Ajimobi’s wife  calls for removal of treatment fee for HIV/AIDS patient


Yemisi Ajayi ,Ibadan

The wife of oyo state governor, Dr.(Mrs) Florence Ajimobi, has called on the National Council on AIDS (NCA) to remove all charges levied for the treatment of People Living with HIV (PLHIV) for a sustainable fight against HIV/AIDS epidemics.

Dr.(Mrs) Ajimobi, who the Chairperson of  Oyo State Agency for the Control of AIDS (OYSACA), made this call on Monday  during the opening ceremony of the fifth NCA meeting, themed: “Beyond NAIIS: Planning, resourcing and taking action to achieve the 95:95:95 targets”.

She said that HIV treatment reduced mortality and morbidity among PLHIV and reduced their potential to infect others.

Mrs Ajimobi explained that the user fees has discouraged many PLHIV from seeking treatment and reduced access to treatment.

“The removal of the user fees is the only way we can make life easier for them and put an end to this epidemic, without a free access to treatment, we can’t improve thier quality of life and ensure they live meaningful and productive lives.

“It is my heartfelt desire, as I leave office, that NCA will look before a way to relieve PLHIV of the burden of paying any user fees or otherwise for their treatment.

“I hope that the NC will make Ibadan proud as the place where a lasting solution was agreed on to end this lingering problem militating access to lifesaving treatment for PLHIV and thier families,” she said.

She said that the state government appropriated over N200 million to OYSACA in the 2019 budget.

She pointed out that the funding from the state government had greatly help the agency to yield unprecedented achievements in the fight against HIV/AIDS.
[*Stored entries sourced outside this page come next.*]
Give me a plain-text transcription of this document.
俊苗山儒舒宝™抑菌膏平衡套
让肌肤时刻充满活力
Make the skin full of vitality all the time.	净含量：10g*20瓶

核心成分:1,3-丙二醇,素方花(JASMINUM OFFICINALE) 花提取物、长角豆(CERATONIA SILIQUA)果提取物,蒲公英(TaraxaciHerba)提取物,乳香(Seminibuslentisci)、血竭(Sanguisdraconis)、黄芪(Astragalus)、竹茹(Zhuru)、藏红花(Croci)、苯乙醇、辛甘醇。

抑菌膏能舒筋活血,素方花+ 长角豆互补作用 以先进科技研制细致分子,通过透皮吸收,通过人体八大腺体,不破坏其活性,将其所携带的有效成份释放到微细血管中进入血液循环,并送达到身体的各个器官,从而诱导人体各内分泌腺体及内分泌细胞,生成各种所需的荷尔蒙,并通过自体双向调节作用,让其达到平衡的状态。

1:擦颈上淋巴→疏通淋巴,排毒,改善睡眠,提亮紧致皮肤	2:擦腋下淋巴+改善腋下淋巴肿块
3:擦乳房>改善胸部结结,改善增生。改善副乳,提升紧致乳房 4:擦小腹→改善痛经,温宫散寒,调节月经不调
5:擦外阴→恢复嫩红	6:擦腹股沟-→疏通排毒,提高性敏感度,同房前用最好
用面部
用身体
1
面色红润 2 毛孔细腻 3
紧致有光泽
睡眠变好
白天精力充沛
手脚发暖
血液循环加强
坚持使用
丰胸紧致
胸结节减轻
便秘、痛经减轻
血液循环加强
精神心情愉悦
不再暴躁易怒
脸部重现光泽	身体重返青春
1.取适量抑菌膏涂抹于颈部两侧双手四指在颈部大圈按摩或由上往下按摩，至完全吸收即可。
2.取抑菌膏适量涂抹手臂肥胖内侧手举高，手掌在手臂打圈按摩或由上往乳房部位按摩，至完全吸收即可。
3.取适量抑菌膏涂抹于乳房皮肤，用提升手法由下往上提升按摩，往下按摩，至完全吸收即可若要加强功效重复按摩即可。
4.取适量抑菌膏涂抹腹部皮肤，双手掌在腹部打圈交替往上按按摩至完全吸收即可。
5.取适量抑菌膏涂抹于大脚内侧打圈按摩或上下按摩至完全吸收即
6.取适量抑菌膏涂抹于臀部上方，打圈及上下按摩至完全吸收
“As this administration is drawing to an end, I will be transitioning out of my position as the Chairperson of OYSACA with a deep sense of gratitude to God and satisfaction that I’m leaving the agency a lot better than I met it, I am also fulfiled that a lot 9fnoives have been positively touched by my leadership of the agency”.

In his remarks, the Director General, National Agency for the Control of AIDS (NACA), Dr Sani Aliyu, said that bringing down the cost of HIV treatment is a priority of the present administration.

Aliyu emphasised that efforts are underway to get WHO pre-qualification for the production of antiretroviral drugs by some pharmaceutical companies based in the country.

“Clearly, a lot has happened in relation to the HIV/AIDS response since the last council meeting. “Key among them, which is also the central point of the current meeting, is the completion of the world’s largest population-based HIV/AIDS survey, the Nigeria HIV/AIDS Indicator and Impact Survey (NAIIS).

“Preliminary results disclosed during the launch of the NAIIS factsheet, which peg the national prevalence at 1.4%, already show a great shift in the pattern of the epidemic across the country,” he said.

He noted that the agency had resolved to strengthen engagements with the private sector in order to improve enhance local ownership and sustainability in the fight against the HIV/AIDS epidemic.

Also speaking at the event was Abdulkadir Ibrahim, who is the National Coordinator of Network of People Living with HIV and AIDS in Nigeria (NEPWHAN), however called on government at all levels to increase funding and budgetary allocation in the fight against HIV.

”While we appreciate the efforts of the international donor agencies and parnters we appeal to the federal and state governments to take the lead in financing HIV response and also ensure PLHIV have access to adequate care and support services,” he said.